Relative velocity in pseudo-Riemannian spacetime

Abstract

We give a coordinate independent definition of relative velocity of test particle in pseudo-Riemannian spacetime as measured along the observer’s line-of-sight in general and several instructive cases. In doing this, the test particle is considered as a luminous object, otherwise, if it is not, we assume that a light source is attached to it, which has neither mass nor volume. Then we utilize the general solution of independent definition of relative velocity of a luminous source in generic pseudo-Riemannian spacetime.
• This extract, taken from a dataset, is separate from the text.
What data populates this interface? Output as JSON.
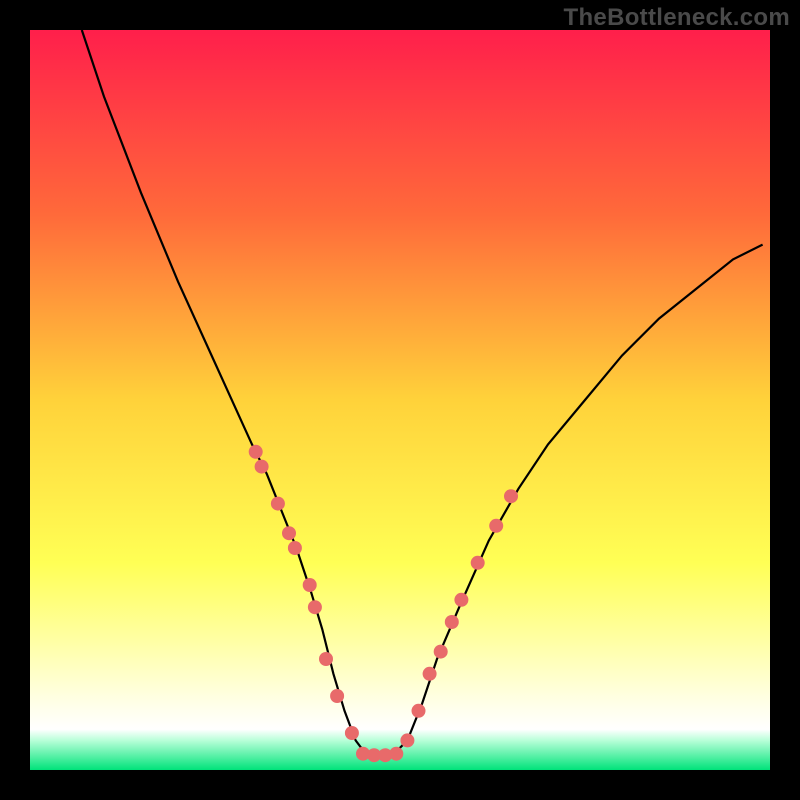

As a corollary, we discuss the implications for the Minkowski metric, the test particle and observer at rest in an arbitrary stationary metric, the uniform gravitational field, the rotating reference frame, the Schwarzschild metric, the Kerr-type metrics, and the spatially homogeneous and isotropic Robertson-Walker (RW) spacetime of standard cosmological model. In the last case, it leads to cosmological consequence that the resulting, so-called, kinetic recession velocity of an astronomical object is always subluminal even for large redshifts of order one or more, so that it does not violate the fundamental physical principle of causality. We also calculate the measure of carrying away of a galaxy at redshift z by the expansion of space, which proves, in particular, that cosmological expansion of a flat 3D–space is fundamentally different from a kinematics of galaxies moving in a non-expanding flat 3D-space. So, it is impossible to mimic the true cosmological redshift by a Doppler effect caused by motion of galaxies in a non-expanding 3D-space, flat or curved. We also give a reappraisal of the `standard ́ kinematic interpretation of redshifts in RW spacetime as accumulated Doppler-shifts.